There's another trend buried in there that matters a great deal: the secular decline in interest rates that began in the 1980s when Paul Volcker, then chairman of the Federal Reserve, went postal on inflation. As interest rates fell, debt rose as a percentage of disposable income, but that's because people could afford more debt on the same payment. This does not represent a material adverse change in peoples' circumstances.

Now, in fact, I agree that people overleveraged themselves in the last eight years, encouraged by ultra-low interest rates; that is now showing up in the DSR, which is now rising toward 15%. But I do not agree that this is the sort of financial holocaust that some argue. The housing bubble peaked in late 2005, meaning that we are now deep into the weeds of negative equity and teaser resets. This year should be the worst for mortgage performance, and yet the most recent figures show that the worst quality loans, subprime, have an overall foreclosure rate of 2% and a delinquency rate of 14%. These are not happy numbers--they represent hard times for a lot of families. And I expect that they will rise still further in the next report, due out in early June. But that's not "demise of the middle class" level; subprime ARMS, the problem market, account for only 7% of outstanding loans.

Nor is this as unique as many commentators seem to believe. The percentage of people who had negative net worth was about the same in 1962 as it was in 2000, the latest census year. The middle class certainly isn't in nearly as bad shape as it was in the 1980s, when high interest rates combined with falling inflation to make the debt they had hella expensive.

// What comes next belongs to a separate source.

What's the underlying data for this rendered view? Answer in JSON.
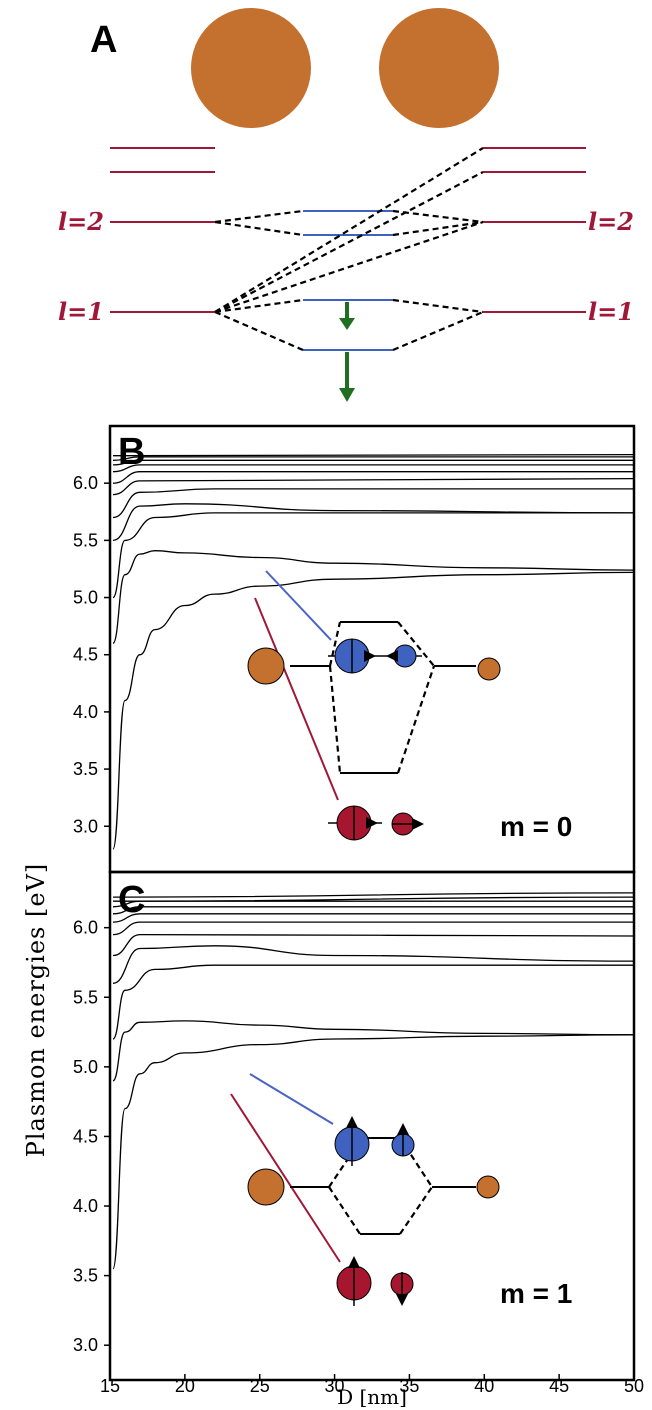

I am not trying to be a Pollyanna. Americans need to pay down some debt, and that process will be unpleasant. But they have adequate resources to do so, and the debt they have taken on largely represents an improvement in living standards and a transition to an ownership society that I think is overall a very good thing. More importantly, I find little evidence for Elizabeth Warren's claims about why Americans have all this debt--which is to say that they're being forced into it by heartless capitalism, a lzay government, and rising inequality.